Kur'an-ı Kerîm, ihlâsı lüzum, fayda ve neticeleriyle belirtmiştir. Buna göre ihlas, ibadet ve davranışta Allah'a özden bağlanmaktır. "Yaptıklarımızın mükâfatı bize, sizin yaptıklarınızın cezası da size aittir. Biz ona özümüzle bağlanmışız" (el-Bakara, 2/139) ayeti, amellerinde sadece Allah'ın rızasını gözetenlerin hâlis insanlar olduğuna işaret etmektedir.

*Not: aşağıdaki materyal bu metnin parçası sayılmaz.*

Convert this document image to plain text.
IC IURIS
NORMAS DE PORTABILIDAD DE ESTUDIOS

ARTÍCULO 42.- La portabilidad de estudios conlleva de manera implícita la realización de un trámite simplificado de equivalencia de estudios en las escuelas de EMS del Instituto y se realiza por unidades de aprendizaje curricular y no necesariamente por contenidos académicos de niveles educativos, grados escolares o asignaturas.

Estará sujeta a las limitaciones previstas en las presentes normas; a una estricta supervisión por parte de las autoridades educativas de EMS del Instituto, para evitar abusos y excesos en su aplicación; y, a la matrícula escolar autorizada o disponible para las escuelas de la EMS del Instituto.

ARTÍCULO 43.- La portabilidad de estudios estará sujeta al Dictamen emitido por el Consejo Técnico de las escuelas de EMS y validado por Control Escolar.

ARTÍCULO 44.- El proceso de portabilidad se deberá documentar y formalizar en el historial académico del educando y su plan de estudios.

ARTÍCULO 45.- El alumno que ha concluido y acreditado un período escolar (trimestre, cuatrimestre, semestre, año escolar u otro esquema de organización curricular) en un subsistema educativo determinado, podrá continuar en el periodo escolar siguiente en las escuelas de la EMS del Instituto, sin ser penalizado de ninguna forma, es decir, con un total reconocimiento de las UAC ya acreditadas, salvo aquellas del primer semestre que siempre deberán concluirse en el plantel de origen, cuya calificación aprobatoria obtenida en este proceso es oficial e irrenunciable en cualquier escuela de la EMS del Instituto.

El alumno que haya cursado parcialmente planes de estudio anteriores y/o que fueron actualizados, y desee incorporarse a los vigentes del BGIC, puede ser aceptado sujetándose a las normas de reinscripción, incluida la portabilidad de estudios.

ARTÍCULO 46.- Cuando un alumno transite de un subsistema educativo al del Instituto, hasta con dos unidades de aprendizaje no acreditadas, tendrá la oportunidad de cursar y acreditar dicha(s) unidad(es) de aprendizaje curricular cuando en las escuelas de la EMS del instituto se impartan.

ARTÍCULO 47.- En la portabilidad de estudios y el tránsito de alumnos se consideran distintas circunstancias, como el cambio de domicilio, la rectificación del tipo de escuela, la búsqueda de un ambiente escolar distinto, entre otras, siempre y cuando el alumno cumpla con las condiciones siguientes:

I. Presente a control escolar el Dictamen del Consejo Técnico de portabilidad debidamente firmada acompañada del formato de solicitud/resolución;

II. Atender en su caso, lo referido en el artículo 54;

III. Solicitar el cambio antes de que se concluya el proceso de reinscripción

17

Böyle bir ihlâsı taşıyanlar, Allah'ın dininde ihlâslı ve samimi olan özyürekli kişilerdir. İhlâs ve samimiyetlerini ibadeti Allah için yaparak gösterirler, nefisleri hoşlanmasa da bu hallerine devam ederler ve Allah'a hamdetmekten geri kalmazlar (el-A'râf, 7/29; Yûnus, 10/22; Lokmân, 31/32; en-Nisâ, 4/46; ez-Zümer, 39/2, II, 14; el-Mümin, 40/14, 65).
İhlâs, fenalığı ve kötülüğü gideren bir fazilettir. "İşte biz ondan (Yûsuf'tan), fenalığı ve fuhşu gidermek için böyle yaparız. Çünkü o, bizim ihlâslı kullarımızdandır"(Yûsuf, 12/24) ayetinde, evdeki kadınla Hz. Yûsuf arasında geçen olayda ve kadının niyetinin neticesiz kalışında en büyük etkenin, Hz. Yûsuf'un ihlâsı olduğu görülmektedir.
İnsanlık için ihlâsın gereği her zaman emredilen bir keyfiyet oluşuyla da anlaşılmaktadır. Çünkü ihlas, ehl-i kitaba, yapacakları diğer ibadetlerle birlikte emredilmişti (el-Beyyine, 98/5).
İhlas, şeytanın kişiye süslemeye çalıştığı fenâlıklara ve insanları azdırma gayretine engel olan bir tutumdur. Bu durum şeytanın, "Yeryüzünde insanlara (fenâlıkları) süsleyeceğim, elbette onların hepsini azdıracağım. Ancak içlerinde ihlâsa sahip müminler bunun dışındadır" (el-Hicr, 15/40; Sâd, 38/83). Ayetlerinde ifadesini buları itiraftan anlaşılmaktadır.
Şirkten, kitabı ve peygamberi yalanlamadan, sapık yollara sapıp tevhit akidesine aykırı inanç düşünceler beslemeden dolayı gerçekleşecek ilâhî azaptan, "Allah'ın ihlâs sahibi kulları istisna" (es-Sâffât, 37/40, 74, 128, 160) sözedilerek azâbtan kurtuluşta ihlâsın yeri ve önemi belirtilmiştir.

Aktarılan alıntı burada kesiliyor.